Dizer que o metro quadrado em São Paulo está em torno de R$ 12.055 é verdade e quase inútil para avaliar um imóvel específico. Essa média reúne Itaim Bibi, onde o m² pode superar R$ 24.000, e Higienópolis, perto de R$ 12.700 — e o próprio Itaim tem dispersão interna que vai de cerca de R$ 19.500 a R$ 31.500 conforme o trecho e o prédio.

Em São Paulo a variação relevante não é só entre bairros: é dentro deles. Uma avaliação séria começa no trecho e no prédio, não no índice municipal. Quem aplica o percentual da cidade sobre o valor de compra chega a um número que pode estar errado nos dois sentidos.

O contexto que mudou: mais estoque, mesma demanda

Em 2025 os lançamentos residenciais em São Paulo cresceram cerca de 34% na comparação anual, enquanto as vendas avançaram perto de 9%. A distância entre esses dois números é o dado mais importante para quem vai avaliar um imóvel hoje: o estoque disponível está crescendo mais rápido que a absorção.

Num mercado assim, o comprador tem alternativas e tempo. Um imóvel precificado acima do que o trecho sustenta não fica caro — fica parado, e um anúncio parado perde o efeito de novidade. O desconto necessário depois costuma superar o ajuste que teria bastado no começo. Avaliar bem, aqui, é sobretudo avaliar rápido e realisticamente.

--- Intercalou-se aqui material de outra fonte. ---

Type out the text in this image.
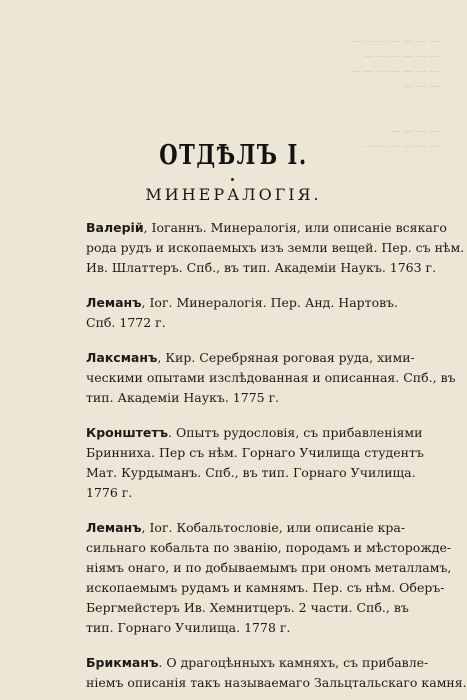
— — — — — — —
— — — — — —
— — — — — — —
— — —

— — — —
— — — — — —
ОТДѢЛЪ I.
МИНЕРАЛОГІЯ.
Валерій, Іоганнъ. Минералогія, или описаніе всякаго
рода рудъ и ископаемыхъ изъ земли вещей. Пер. съ нѣм.
Ив. Шлаттеръ. Спб., въ тип. Академіи Наукъ. 1763 г.
Леманъ, Іог. Минералогія. Пер. Анд. Нартовъ.
Спб. 1772 г.
Лаксманъ, Кир. Серебряная роговая руда, хими-
ческими опытами изслѣдованная и описанная. Спб., въ
тип. Академіи Наукъ. 1775 г.
Кронштетъ. Опытъ рудословія, съ прибавленіями
Бринниха. Пер съ нѣм. Горнаго Училища студентъ
Мат. Курдыманъ. Спб., въ тип. Горнаго Училища.
1776 г.
Леманъ, Іог. Кобальтословіе, или описаніе кра-
сильнаго кобальта по званію, породамъ и мѣсторожде-
ніямъ онаго, и по добываемымъ при ономъ металламъ,
ископаемымъ рудамъ и камнямъ. Пер. съ нѣм. Оберъ-
Бергмейстеръ Ив. Хемнитцеръ. 2 части. Спб., въ
тип. Горнаго Училища. 1778 г.
Брикманъ. О драгоцѣнныхъ камняхъ, съ прибавле-
ніемъ описанія такъ называемаго Зальцтальскаго камня.
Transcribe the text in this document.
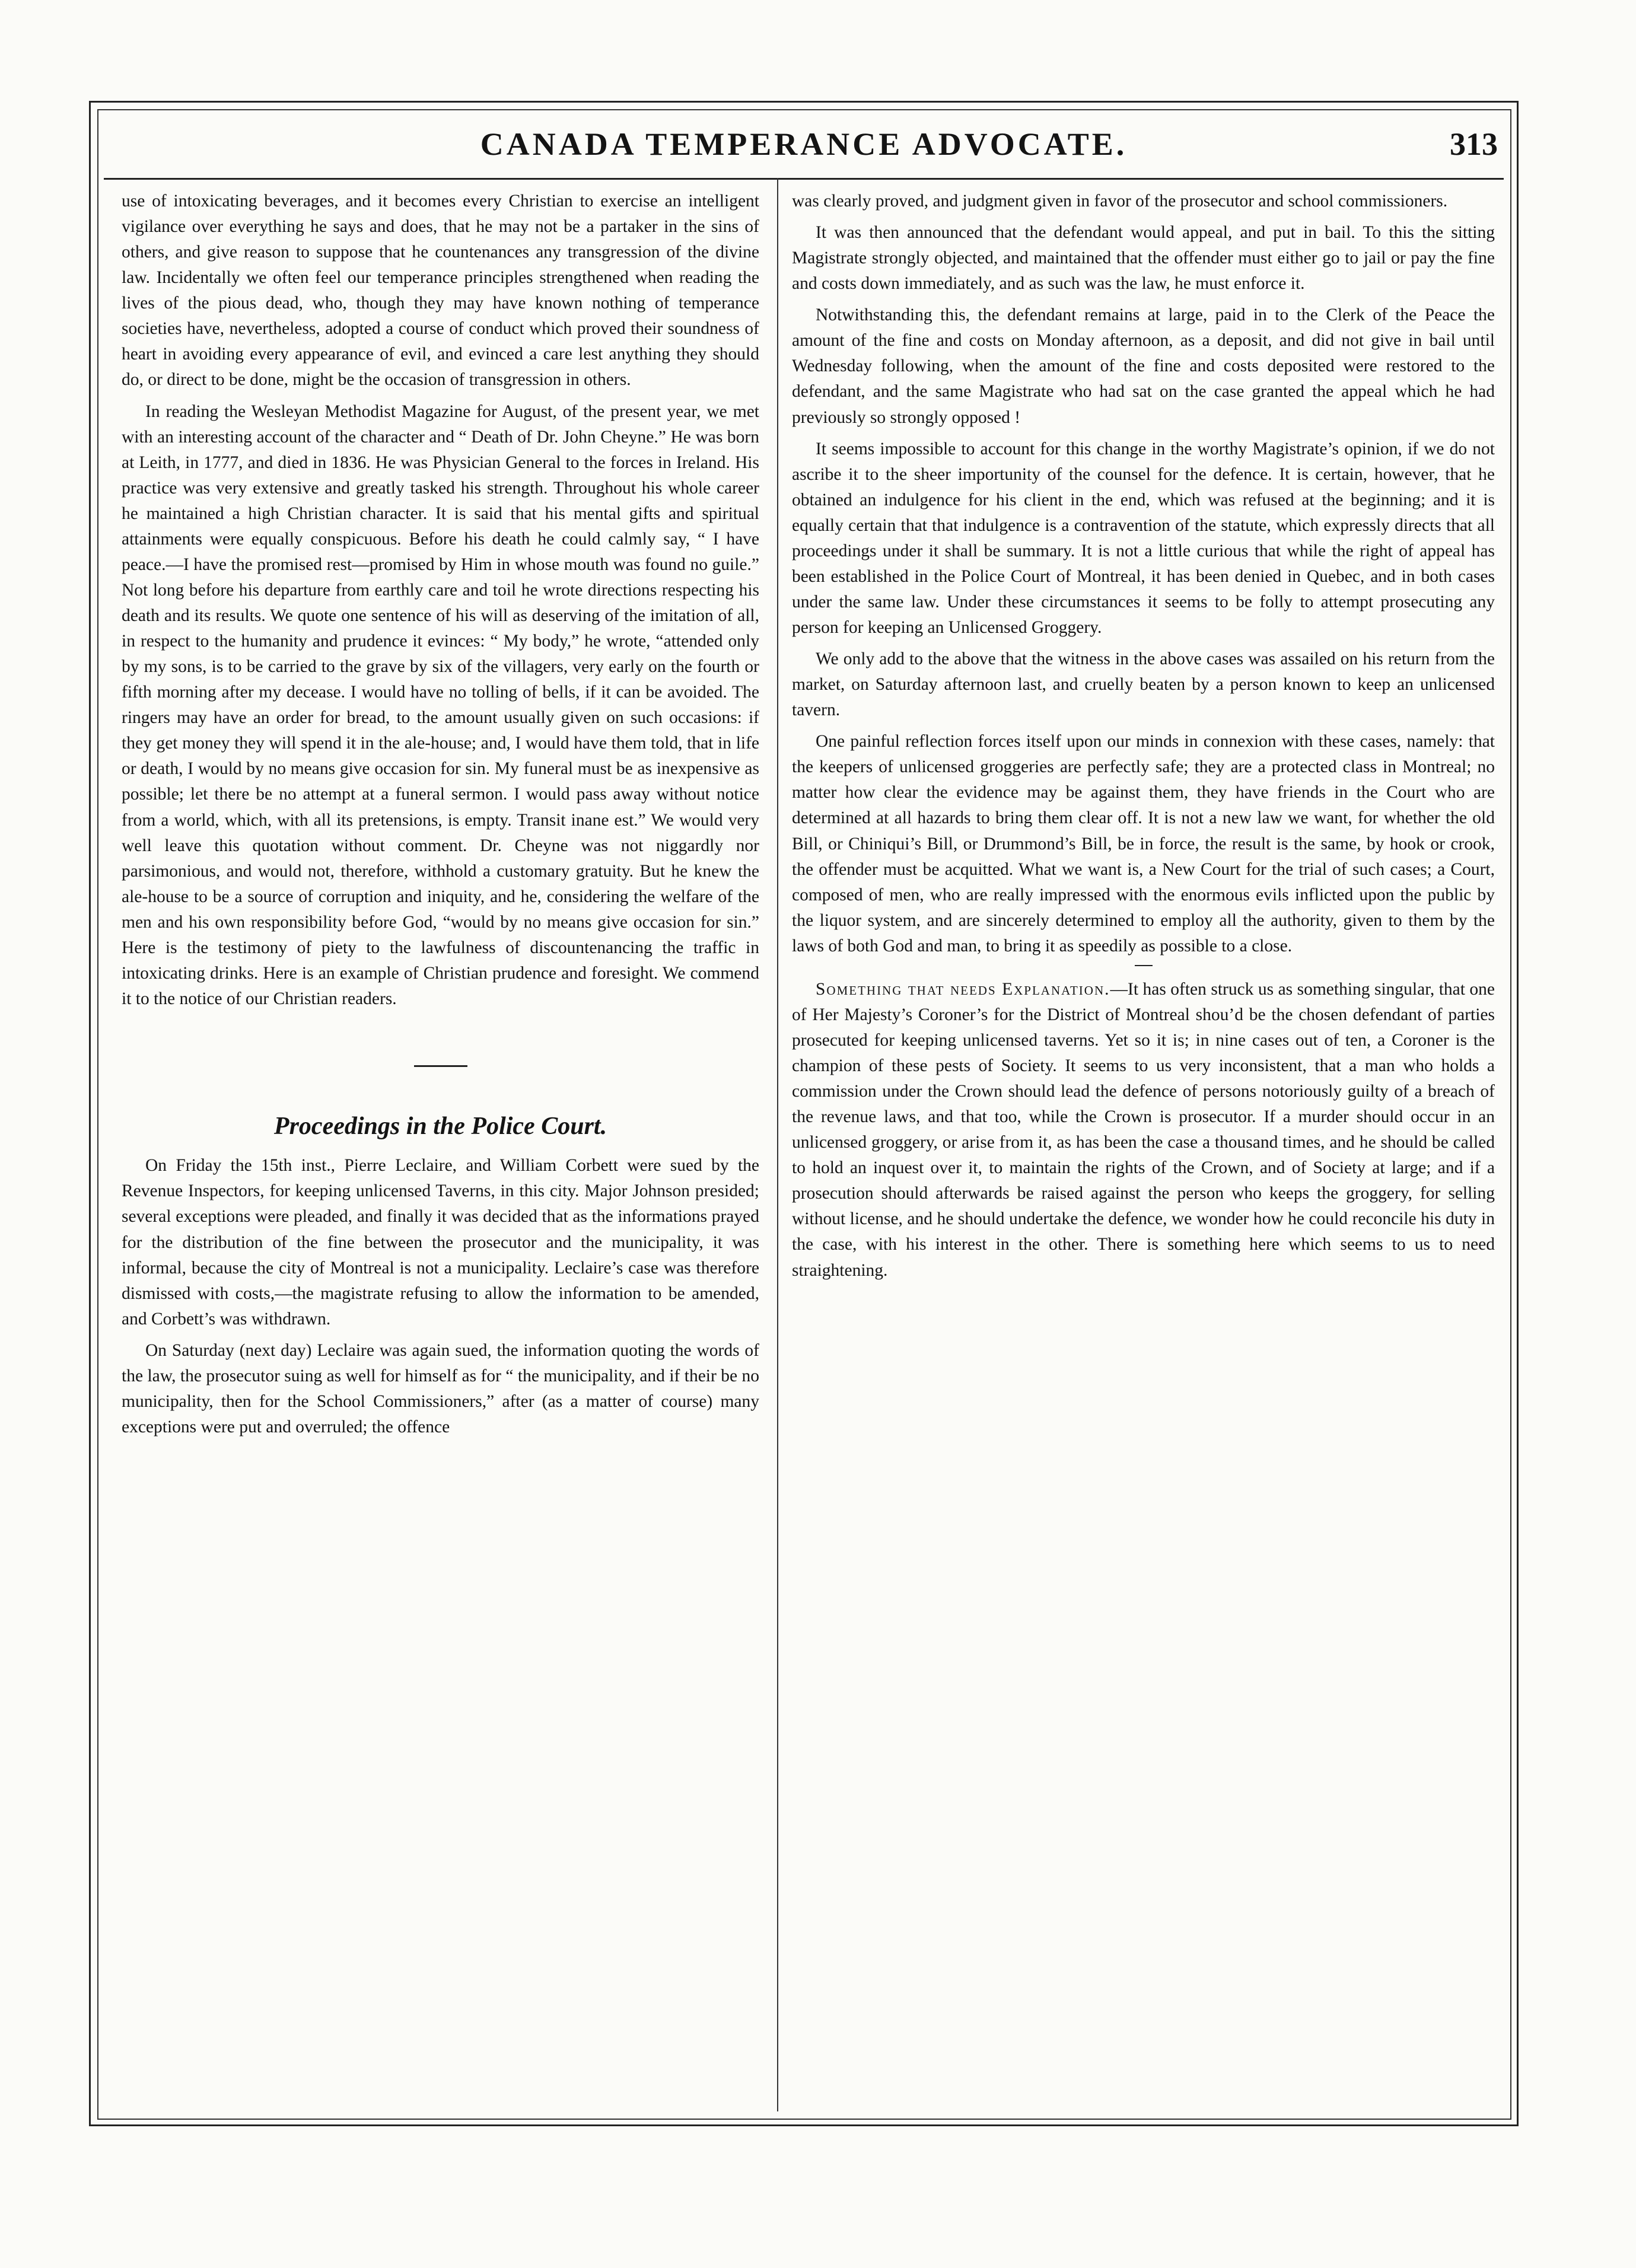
CANADA TEMPERANCE ADVOCATE.	313

use of intoxicating beverages, and it becomes every Christian to exercise an intelligent vigilance over everything he says and does, that he may not be a partaker in the sins of others, and give reason to suppose that he countenances any transgression of the divine law. Incidentally we often feel our temperance principles strengthened when reading the lives of the pious dead, who, though they may have known nothing of temperance societies have, nevertheless, adopted a course of conduct which proved their soundness of heart in avoiding every appearance of evil, and evinced a care lest anything they should do, or direct to be done, might be the occasion of transgression in others.

In reading the Wesleyan Methodist Magazine for August, of the present year, we met with an interesting account of the character and “ Death of Dr. John Cheyne.” He was born at Leith, in 1777, and died in 1836. He was Physician General to the forces in Ireland. His practice was very extensive and greatly tasked his strength. Throughout his whole career he maintained a high Christian character. It is said that his mental gifts and spiritual attainments were equally conspicuous. Before his death he could calmly say, “ I have peace.—I have the promised rest—promised by Him in whose mouth was found no guile.” Not long before his departure from earthly care and toil he wrote directions respecting his death and its results. We quote one sentence of his will as deserving of the imitation of all, in respect to the humanity and prudence it evinces: “ My body,” he wrote, “attended only by my sons, is to be carried to the grave by six of the villagers, very early on the fourth or fifth morning after my decease. I would have no tolling of bells, if it can be avoided. The ringers may have an order for bread, to the amount usually given on such occasions: if they get money they will spend it in the ale-house; and, I would have them told, that in life or death, I would by no means give occasion for sin. My funeral must be as inexpensive as possible; let there be no attempt at a funeral sermon. I would pass away without notice from a world, which, with all its pretensions, is empty. Transit inane est.” We would very well leave this quotation without comment. Dr. Cheyne was not niggardly nor parsimonious, and would not, therefore, withhold a customary gratuity. But he knew the ale-house to be a source of corruption and iniquity, and he, considering the welfare of the men and his own responsibility before God, “would by no means give occasion for sin.” Here is the testimony of piety to the lawfulness of discountenancing the traffic in intoxicating drinks. Here is an example of Christian prudence and foresight. We commend it to the notice of our Christian readers.

Proceedings in the Police Court.

On Friday the 15th inst., Pierre Leclaire, and William Corbett were sued by the Revenue Inspectors, for keeping unlicensed Taverns, in this city. Major Johnson presided; several exceptions were pleaded, and finally it was decided that as the informations prayed for the distribution of the fine between the prosecutor and the municipality, it was informal, because the city of Montreal is not a municipality. Leclaire’s case was therefore dismissed with costs,—the magistrate refusing to allow the information to be amended, and Corbett’s was withdrawn.

On Saturday (next day) Leclaire was again sued, the information quoting the words of the law, the prosecutor suing as well for himself as for “ the municipality, and if their be no municipality, then for the School Commissioners,” after (as a matter of course) many exceptions were put and overruled; the offence

was clearly proved, and judgment given in favor of the prosecutor and school commissioners.

It was then announced that the defendant would appeal, and put in bail. To this the sitting Magistrate strongly objected, and maintained that the offender must either go to jail or pay the fine and costs down immediately, and as such was the law, he must enforce it.

Notwithstanding this, the defendant remains at large, paid in to the Clerk of the Peace the amount of the fine and costs on Monday afternoon, as a deposit, and did not give in bail until Wednesday following, when the amount of the fine and costs deposited were restored to the defendant, and the same Magistrate who had sat on the case granted the appeal which he had previously so strongly opposed !

It seems impossible to account for this change in the worthy Magistrate’s opinion, if we do not ascribe it to the sheer importunity of the counsel for the defence. It is certain, however, that he obtained an indulgence for his client in the end, which was refused at the beginning; and it is equally certain that that indulgence is a contravention of the statute, which expressly directs that all proceedings under it shall be summary. It is not a little curious that while the right of appeal has been established in the Police Court of Montreal, it has been denied in Quebec, and in both cases under the same law. Under these circumstances it seems to be folly to attempt prosecuting any person for keeping an Unlicensed Groggery.

We only add to the above that the witness in the above cases was assailed on his return from the market, on Saturday afternoon last, and cruelly beaten by a person known to keep an unlicensed tavern.

One painful reflection forces itself upon our minds in connexion with these cases, namely: that the keepers of unlicensed groggeries are perfectly safe; they are a protected class in Montreal; no matter how clear the evidence may be against them, they have friends in the Court who are determined at all hazards to bring them clear off. It is not a new law we want, for whether the old Bill, or Chiniqui’s Bill, or Drummond’s Bill, be in force, the result is the same, by hook or crook, the offender must be acquitted. What we want is, a New Court for the trial of such cases; a Court, composed of men, who are really impressed with the enormous evils inflicted upon the public by the liquor system, and are sincerely determined to employ all the authority, given to them by the laws of both God and man, to bring it as speedily as possible to a close.

Something that needs Explanation.—It has often struck us as something singular, that one of Her Majesty’s Coroner’s for the District of Montreal shou’d be the chosen defendant of parties prosecuted for keeping unlicensed taverns. Yet so it is; in nine cases out of ten, a Coroner is the champion of these pests of Society. It seems to us very inconsistent, that a man who holds a commission under the Crown should lead the defence of persons notoriously guilty of a breach of the revenue laws, and that too, while the Crown is prosecutor. If a murder should occur in an unlicensed groggery, or arise from it, as has been the case a thousand times, and he should be called to hold an inquest over it, to maintain the rights of the Crown, and of Society at large; and if a prosecution should afterwards be raised against the person who keeps the groggery, for selling without license, and he should undertake the defence, we wonder how he could reconcile his duty in the case, with his interest in the other. There is something here which seems to us to need straightening.
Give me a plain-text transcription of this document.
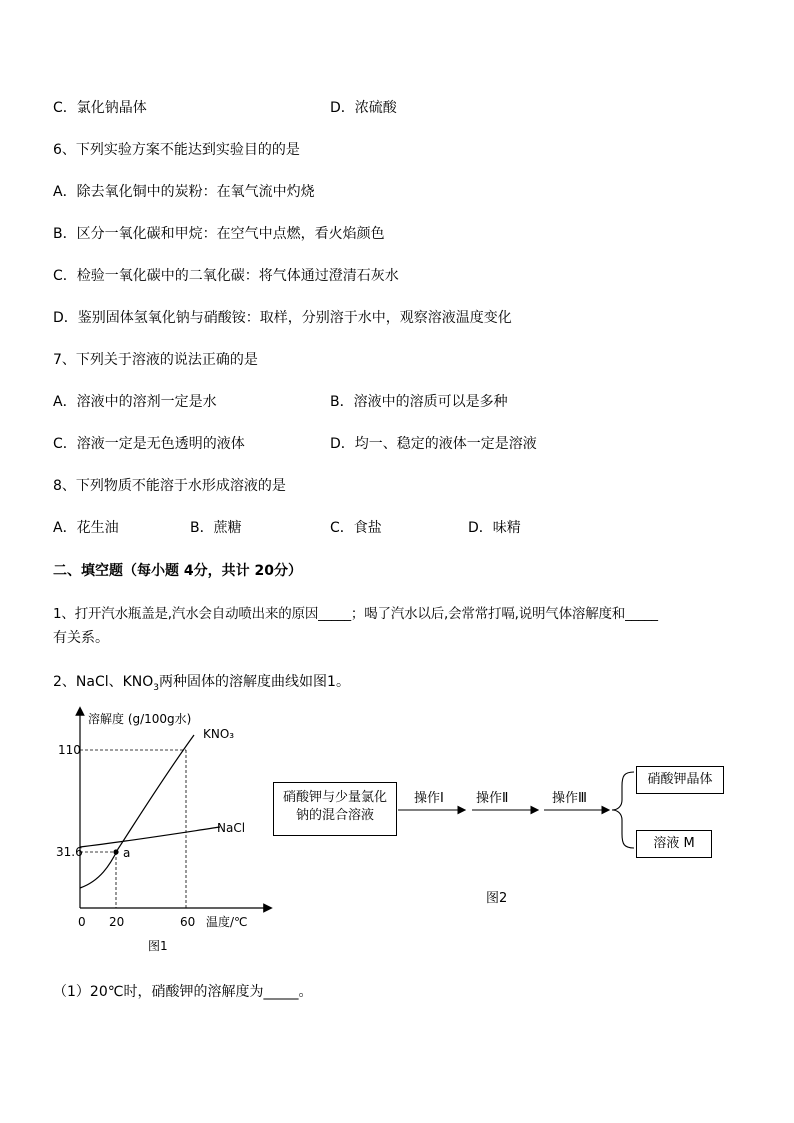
C．氯化钠晶体	D．浓硫酸
6、下列实验方案不能达到实验目的的是
A．除去氧化铜中的炭粉：在氧气流中灼烧
B．区分一氧化碳和甲烷：在空气中点燃，看火焰颜色
C．检验一氧化碳中的二氧化碳：将气体通过澄清石灰水
D．鉴别固体氢氧化钠与硝酸铵：取样，分别溶于水中，观察溶液温度变化
7、下列关于溶液的说法正确的是
A．溶液中的溶剂一定是水	B．溶液中的溶质可以是多种
C．溶液一定是无色透明的液体	D．均一、稳定的液体一定是溶液
8、下列物质不能溶于水形成溶液的是
A．花生油	B．蔗糖	C．食盐	D．味精
二、填空题（每小题 4分，共计 20分）
1、打开汽水瓶盖是,汽水会自动喷出来的原因_____；喝了汽水以后,会常常打嗝,说明气体溶解度和_____
有关系。
2、NaCl、$KNO_3$两种固体的溶解度曲线如图1。
溶解度 (g/100g水)
KNO₃
NaCl
a
110
31.6
0 20	60 温度/℃
图1
硝酸钾与少量氯化钠的混合溶液
操作Ⅰ 操作Ⅱ	操作Ⅲ
硝酸钾晶体
溶液 M
图2
（1）20℃时，硝酸钾的溶解度为_____。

O ITBI e a isenção que muita gente desconhece

Em São Paulo o ITBI é de 3%, pago pelo comprador. Existe isenção total para a primeira compra residencial até R$ 245.527,77, valor vigente desde 1º de janeiro de 2026 — um detalhe relevante para imóveis de entrada e que raramente entra na conversa de venda.

Fora dessa faixa, valem os 3% cheios, somados a escritura e registro. Isso importa para quem vende ainda que não saia do seu bolso: o caixa de fechamento do comprador compete com a entrada, de modo que o teto real que ele consegue pagar fica abaixo da capacidade de financiamento dele. Propostas que parecem baixas demais às vezes são limitadas por caixa, não por percepção de valor.

O FIFSCORE™ olha para o seu imóvel e para o seu prazo, não para o endereço em geral.

O que costuma pesar contra: valor derivado da média da cidade; imóvel competindo com estoque novo abundante; expectativa formada no ciclo anterior; preço apoiado em prestígio de bairro sem sustentação no trecho específico.

O que costuma pesar positivamente: referência de preço vinda do trecho e do prédio; documentação regular; imóvel em bairro com pouca concorrência de lançamentos; preço compatível com o ritmo de absorção atual.

Esta avaliação não substitui a perícia formal que o banco exige no financiamento — ela existe para você chegar informado antes dela.

Este exercício não é para você se a venda tem prazo fixo. Com o estoque crescendo mais rápido que a absorção, o que decide o resultado é o preço de partida, e uma avaliação encomendada para justificar um valor já escolhido só adia o ajuste — que depois sai maior.

O teste que revela o que sustenta o preço

Cruzar o preço por metro com o aluguel do mesmo bairro mostra em que o valor está apoiado. Jardins apresenta a melhor relação entre aluguel e preço das áreas analisadas, apesar de ser um dos endereços mais tradicionais da cidade. Itaim Bibi, com o m² mais alto da lista, fica entre as piores — o preço ali carrega proximidade corporativa e prestígio que o aluguel residencial não acompanha.

Preço apoiado em renda tem piso, porque há sempre quem compre pelo rendimento. Preço apoiado em prestígio ou em expectativa oscila mais quando a demanda esfria. Saber em qual dos dois o seu imóvel está muda a margem de segurança da avaliação e o quanto vale segurar o preço numa negociação.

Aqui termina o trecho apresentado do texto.